А пока Георгий Аполлинарьевич продолжал свою беседу с электриком, вытирая платком вспотевшую лысину. Круглая и шишковатая, она белела среди седых, возбужденно вздыбленных волос, как поляна в каком-то френологическом лесу.
– Что ж, приходится пожалеть, что из-за недостатка твоих знаний мне трудно объяснить тебе опасность технологической глобализации.
– Ну, почему же? – спросил Али на том же языке, чем вызвал смех среди археологов, не поддержанный, однако, их шефом.
– Как, ты понял то, что я говорил?
Тот, огромный и черный, скалился белозубой усмешкой.
– Я окончил университет Лумумбы в Москве.
Присутствующие уважительно молчали.
– Кажется, готово, – потянувшись вверх к распределительному щитку, Али нажал какую-то кнопку, отчего кондиционер зажужжал, но комната погрузилась в кромешную тьму. – Виноват.

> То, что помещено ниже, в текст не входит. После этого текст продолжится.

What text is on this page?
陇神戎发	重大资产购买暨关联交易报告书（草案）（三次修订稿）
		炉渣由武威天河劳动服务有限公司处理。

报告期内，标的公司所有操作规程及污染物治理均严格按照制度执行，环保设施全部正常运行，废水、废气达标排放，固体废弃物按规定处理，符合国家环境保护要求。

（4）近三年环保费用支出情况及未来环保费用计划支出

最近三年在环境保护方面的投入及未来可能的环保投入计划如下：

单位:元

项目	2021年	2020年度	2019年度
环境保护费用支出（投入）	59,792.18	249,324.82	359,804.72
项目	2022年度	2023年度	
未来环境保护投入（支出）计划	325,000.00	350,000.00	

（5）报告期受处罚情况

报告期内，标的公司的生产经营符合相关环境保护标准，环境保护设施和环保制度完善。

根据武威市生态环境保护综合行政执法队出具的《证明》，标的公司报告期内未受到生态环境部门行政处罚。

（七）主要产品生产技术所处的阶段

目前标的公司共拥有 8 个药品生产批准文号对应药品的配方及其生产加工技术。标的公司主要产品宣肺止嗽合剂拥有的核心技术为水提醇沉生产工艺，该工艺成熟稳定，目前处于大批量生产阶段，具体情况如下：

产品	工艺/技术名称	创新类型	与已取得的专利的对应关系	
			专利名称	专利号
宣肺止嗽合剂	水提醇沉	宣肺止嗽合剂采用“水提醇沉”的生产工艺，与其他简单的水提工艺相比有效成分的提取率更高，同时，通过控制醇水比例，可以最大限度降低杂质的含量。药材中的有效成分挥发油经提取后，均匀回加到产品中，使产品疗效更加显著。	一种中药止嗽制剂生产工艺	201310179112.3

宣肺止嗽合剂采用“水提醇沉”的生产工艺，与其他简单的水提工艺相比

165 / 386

Последняя попытка. Иншалла! – призвал он высшую силу.
Тут свет к общему удовольствию появился опять, и одновременно – Андрей с Юдит.
– Ай да Али, ай да фокусник! – в мрачном восторге вскричал Владимир с лицом худым и язвительным. – А не можешь ли ты восстановить статус-кво – так, чтобы тут опять остались только порядочные люди, – он перевел взгляд на Юдит и растаял, – включая вас, конечно!
Андрей представил ее коллегам.
– О, – не унимался Владимир, – значит, причина страшного предательства – ваша красота!
Саша, полный, добродушный, с веселыми глазами, предложил свое объяснение:
– О, предательства страшного, значит, ваша красота причина!
Третий, Иван, подтянутый, с узкими строгими губами, как всегда, отстаивал особое мнение:
– Женская, значит, страшная красота – предательства причина, о!
За ними слышался высокий холодный смех, приведший Андрея в замешательство: Тина, которая предупредила, что не может придти, невозмутимо сидела в углу.
Между тем Георгий Аполлинарьевич многословно благодарил араба, а тот, вынося тяжелый ящик с инструментами, предупредил:
– Включайте кондиционер на малую мощность, чтобы не выбило фьюз!
Профессор пообещал, потом обратился к Андрею:
– Ну-с, батенька, мы уже слышали, что вы покидаете нас. Очень плохо! Но, как я вижу, обстоятельства вас оправдывают, – он улыбнулся Юдит.
– Я хотел бы объяснить вам все, – виновато сказал Андрей, и тот пригласил его в соседнюю комнату.
Трое оставшихся мужчин, глядя им вслед, затянули суровую волжскую песню:
– Знаешь, о чем они поют? – спросила Тина.
Юдит смущенно глянула на нее:
– Нет.
Та, решив немного отвести душу, стала подражать ивриту, какой израильтяне привыкли слышать от русских:
– Много лет назад казак Степан Разин восстал против царя, и тот с царицей пошел на него, окружив несколькими бюстгальтерами. А Разин забыл своих товарищей из-за персидской княжны, ее нежной ручки и медового бедра. Казакам надоело все время видеть Степана и княжну в одеялах. Они потребовали, чтобы она лежала на заду, и он бросил ее в реку.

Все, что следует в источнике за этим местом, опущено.